Because I recently read Faith Sullivan’s “Good Night, Mr. Wodehouse,” I followed with this novel because Nell Stillman, the protagonist, is closely connected to the principal characters in “The Cape Ann.” Nell, now retired from teaching third grade, whose long, challenging years have been sustained by her reading life, continues to care for her almost 40 year old son, Hilly, the young soldier who returned to Harvester, Minnesota, suffering from shell shock after WWI.
Lark Erhardt is the six-year old narrator of this novel that begins in 1939. Her observations about life, sometimes cobbled with her eavesdropping, are earnest, sometimes funny, and often heartbreaking as she tries to navigate the mysteries of her family and small town still struggling with the Great Depression. Although readers might question the maturity of Lark’s insights given her young age, Sullivan balances this with Lark’s typical child-like responses to events in the novel.
The men in this novel, perhaps as in the last one, are flawed, adding to the hardships in the family. Lark’s father, Willy, is a compulsive gambler, gambling away his wife’s and daughter’s dreams of building “The Cape Ann,” #127 from the house catalog. A man of little imagination, threatened by his bright, independent, resourceful wife, Arlene, Willy holds narrow views about just about everything: politics, religion, the roles of men and women, family life, townspeople.
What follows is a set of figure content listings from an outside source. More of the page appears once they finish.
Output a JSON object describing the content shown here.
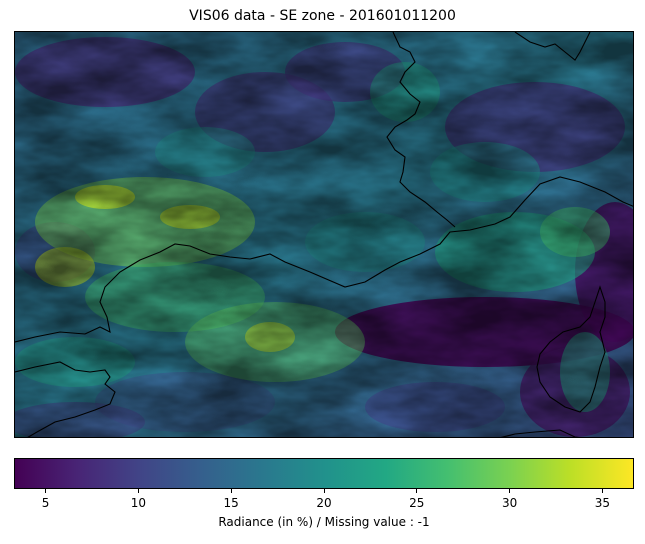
{
  "title": "VIS06 data - SE zone - 201601011200",
  "colorbar": {
    "label": "Radiance (in %) / Missing value : -1",
    "vmin": 3.3,
    "vmax": 36.7,
    "ticks": [
      "5",
      "10",
      "15",
      "20",
      "25",
      "30",
      "35"
    ],
    "colormap": [
      "#440154",
      "#482475",
      "#414487",
      "#355f8d",
      "#2a788e",
      "#21918c",
      "#22a884",
      "#44bf70",
      "#7ad151",
      "#bddf26",
      "#fde725"
    ]
  },
  "map": {
    "layer": "VIS06 radiance field",
    "coastline_color": "#000000"
  }
}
Stanley, his brother-in-law, flaunts his adultery to his pregnant wife, Betty, and seems paralyzed by his reduced employment.
The novel is filled with the small moments of Lark’s life, her commitment to studying the Baltimore Catechism in preparation for her first confession and communion, her friendships with children and adults, her comfort sleeping in a crib surrounded by her favorite books. The dysfunction of the family permeates the novel, however, filled with anger, contempt, and great sadness. While I cheered for Arlene to follow her dreams, saving her sister and Lark as well, that comes at a cost. "Sometimes I let people think the worst of me because I can't explain the truth."
Few things give me more pleasure than finding a new author whose writing moves me; Faith Sullivan writes about familiar characters and situations. She writes with a certain purity and integrity, a fresh look at the courageous and visionary, the vulnerable and discouraged, the prejudiced who are limited by their fears, and those, like Lark and her mother, who are saved by their daring. “The Cape Ann” was a good choice to close out the old year and welcome 2016.